With Collins seat now empty, what's next for NY-27?

Oct 1, 2019

The House of Representatives on Tuesday morning formally accepted the resignation of Chris Collins. Now that his political career has come to an end, what is next for the Clarence Republican and the 27th congressional districtdistrict?

Former Assistant U.S. Attorney Anthony Bruce has been following the Collins case and believes federal prosecutors have a strong case against Collins on inside-trading charges.

"I think he's going to jail," Bruce said. "What he didn't lose in this case is somewhere in the neighborhood of $700,00-$800,000 between the three of them and there were a bunch of others that were involved and all of the money that those people tried to save will be swept into the calculator of whatever his sentence may be."

Collins' son and his son's future father-in-law were also indicted in the case. Bruce believes prosecutors were prepared to use the two co-defendents to get Collins.

"The U.S. Attorney down there was going to sever the son and the future father-in-law from Chris Collins and go to trial against him, I guess early next year. I think that brought some pressure," said Bruce. "They may have said, we're going to try these two and if they're convicted, we're gonna come back and use them as witnesses against you."

Since his indictment, Collins has claimed his innocence on the charges. However, on Tuesday, he is expected to plead guilty in federal court in Manhattan.

Bruce believes Collins will be sentenced to prison time and that he and his co-defendants will pay hundreds of thousand of dollars in fines.

"Chris Collins, like you, like me, is not above the law. He got caught and now he's gonna pay the price," he said, "and I think that's the way it should work with everybody in fact commits a crime and when there's great, substantial proof that the person did it."

With the congressional seat now vacant, who will represent the district's mostly rural, conservative constituents?

Gov. Andrew Cuomo, a Democrat, now has the decision on calling a special election or leaving the seat open until Jan. 1, 2021, although there was a downstate case where a federal judge ordered the governor to call a special election.

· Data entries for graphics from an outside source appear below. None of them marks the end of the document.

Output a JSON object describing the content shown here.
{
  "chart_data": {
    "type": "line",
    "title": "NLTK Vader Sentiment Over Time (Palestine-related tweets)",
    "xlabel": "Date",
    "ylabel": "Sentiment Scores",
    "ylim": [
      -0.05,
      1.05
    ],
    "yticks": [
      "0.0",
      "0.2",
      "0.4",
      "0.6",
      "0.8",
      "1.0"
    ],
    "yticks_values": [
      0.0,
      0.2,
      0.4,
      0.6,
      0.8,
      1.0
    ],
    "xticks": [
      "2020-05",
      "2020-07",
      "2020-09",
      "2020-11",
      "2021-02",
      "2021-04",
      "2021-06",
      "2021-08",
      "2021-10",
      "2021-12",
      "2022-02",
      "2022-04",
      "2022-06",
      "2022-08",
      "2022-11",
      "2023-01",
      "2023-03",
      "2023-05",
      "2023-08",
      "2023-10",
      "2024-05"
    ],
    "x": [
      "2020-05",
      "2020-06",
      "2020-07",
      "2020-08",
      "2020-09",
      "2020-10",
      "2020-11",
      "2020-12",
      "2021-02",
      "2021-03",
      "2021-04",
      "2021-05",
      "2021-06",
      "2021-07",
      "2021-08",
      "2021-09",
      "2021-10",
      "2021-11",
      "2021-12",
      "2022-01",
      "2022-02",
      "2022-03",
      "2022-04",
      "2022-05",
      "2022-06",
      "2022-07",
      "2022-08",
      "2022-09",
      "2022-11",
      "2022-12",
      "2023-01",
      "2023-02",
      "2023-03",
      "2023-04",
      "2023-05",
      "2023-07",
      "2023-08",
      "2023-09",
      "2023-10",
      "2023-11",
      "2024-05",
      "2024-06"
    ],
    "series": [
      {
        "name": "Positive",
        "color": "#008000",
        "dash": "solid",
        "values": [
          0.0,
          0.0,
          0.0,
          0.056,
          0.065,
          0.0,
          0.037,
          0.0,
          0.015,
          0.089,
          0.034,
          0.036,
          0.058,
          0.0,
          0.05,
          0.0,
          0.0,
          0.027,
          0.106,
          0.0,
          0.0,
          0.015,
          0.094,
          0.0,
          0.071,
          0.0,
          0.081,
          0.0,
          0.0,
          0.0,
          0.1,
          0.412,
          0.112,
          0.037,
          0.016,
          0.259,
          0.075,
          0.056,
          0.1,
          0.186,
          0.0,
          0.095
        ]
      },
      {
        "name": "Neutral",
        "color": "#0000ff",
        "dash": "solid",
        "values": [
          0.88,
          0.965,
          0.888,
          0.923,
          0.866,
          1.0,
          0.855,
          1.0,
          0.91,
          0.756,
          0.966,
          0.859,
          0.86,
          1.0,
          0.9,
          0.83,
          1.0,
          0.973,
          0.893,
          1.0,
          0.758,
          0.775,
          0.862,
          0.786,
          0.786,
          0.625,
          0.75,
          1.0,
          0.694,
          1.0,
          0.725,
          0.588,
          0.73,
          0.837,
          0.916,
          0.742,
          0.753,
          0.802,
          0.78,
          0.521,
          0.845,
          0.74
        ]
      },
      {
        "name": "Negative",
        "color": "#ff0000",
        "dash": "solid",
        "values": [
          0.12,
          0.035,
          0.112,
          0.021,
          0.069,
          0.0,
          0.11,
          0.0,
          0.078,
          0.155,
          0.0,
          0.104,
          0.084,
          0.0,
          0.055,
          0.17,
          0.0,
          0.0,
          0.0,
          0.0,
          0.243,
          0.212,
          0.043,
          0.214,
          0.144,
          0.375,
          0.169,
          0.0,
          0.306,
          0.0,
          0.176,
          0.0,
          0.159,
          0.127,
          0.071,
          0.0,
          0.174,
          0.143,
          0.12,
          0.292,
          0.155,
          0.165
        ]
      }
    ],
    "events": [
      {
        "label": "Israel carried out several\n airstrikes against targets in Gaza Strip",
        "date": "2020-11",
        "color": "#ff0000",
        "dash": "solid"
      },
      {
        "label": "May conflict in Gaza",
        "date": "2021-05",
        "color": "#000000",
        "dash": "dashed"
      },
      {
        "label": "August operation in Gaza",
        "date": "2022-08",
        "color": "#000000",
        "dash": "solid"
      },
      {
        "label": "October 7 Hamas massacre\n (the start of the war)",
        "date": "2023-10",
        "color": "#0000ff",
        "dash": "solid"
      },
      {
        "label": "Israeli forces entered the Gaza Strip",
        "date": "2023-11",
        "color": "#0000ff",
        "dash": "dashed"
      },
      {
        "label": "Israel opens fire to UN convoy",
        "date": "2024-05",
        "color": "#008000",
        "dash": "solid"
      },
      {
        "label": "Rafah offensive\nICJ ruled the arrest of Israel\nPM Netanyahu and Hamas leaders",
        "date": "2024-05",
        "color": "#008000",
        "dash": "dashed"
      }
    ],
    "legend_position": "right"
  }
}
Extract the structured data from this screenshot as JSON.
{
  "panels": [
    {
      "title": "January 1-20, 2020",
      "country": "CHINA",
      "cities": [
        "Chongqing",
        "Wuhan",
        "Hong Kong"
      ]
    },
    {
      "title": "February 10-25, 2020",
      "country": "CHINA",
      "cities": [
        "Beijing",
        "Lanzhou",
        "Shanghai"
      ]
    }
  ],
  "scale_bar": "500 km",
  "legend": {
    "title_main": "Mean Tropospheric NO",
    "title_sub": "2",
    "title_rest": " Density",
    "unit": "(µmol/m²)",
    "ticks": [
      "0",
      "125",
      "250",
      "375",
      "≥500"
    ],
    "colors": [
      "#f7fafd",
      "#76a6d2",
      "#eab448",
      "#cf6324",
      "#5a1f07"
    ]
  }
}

The governor's office has not returned calls asking about a special election, which would probably be next year.

There are a lot of Republicans eager to win the nomination to run in the most Republican congressional district in New York. University at Buffalo Political Science Professor Jacob Nieheisel said an election would likely mean the 27th stays Republican.

"I really don't think a Democrat can win in that district. If a Democrat can't win running against someone under federal indictment for insider trading, I really don't know a Democrat who can win against any fresh candidate who doesn't have that kind of baggage," Nieheisel said. "Nate McMurray did, I think, a decent job of trying to play to the middle, at least during the campaign."

Now Lt. Gov. Kathy Hochul, a Democrat, won a surprise upset in the district in 2011, but lost to Collins upon re-election. McMurray is expected to take another run at the seat if it goes on a ballot. The Democrat narrowly lost to Collins in the 2018 race and will publicly address recent developments during a press conference on Tuesday. 

Erie County Democratic Chairman and Democratic County Elections Commissioner Jeremy Zellner said beyond deciding to run for the seat, there is a possibility of having to run twice more next year.

"If there is a special election, that would be just to fill the remainder of the term," Zellner said. "There will still be a primary next year for the congressional race and there will still be a general. So anyone seeking to run can run in that fashion, as well."

Nieheisel said a special election would be "unbelievably expensive," as varied political groups across the district's eight counties fight to keep the seat red or turn it blue.

"I think you're going to see a lot of outside money, not necessarily from groups, but I believe from sort of superpac bundlers that we saw kind of crop up in 2018," he said. "Act Blue was one of them on the Democratic side and I'm sure Republicans have learned how to do the same kind of thing by now. So I imagine you are going to see quite a bit of outside money going on."

Erie County Comptroller Stefan Mychajliw has not officially announced his candidacy, but continues to indicate his desire t0 run for the seat. Medal of Honor winner David Bellavia previously ran for the seat and is considered by many as a formidable possible candidate, but he has consistently rebuffed questions about his interest.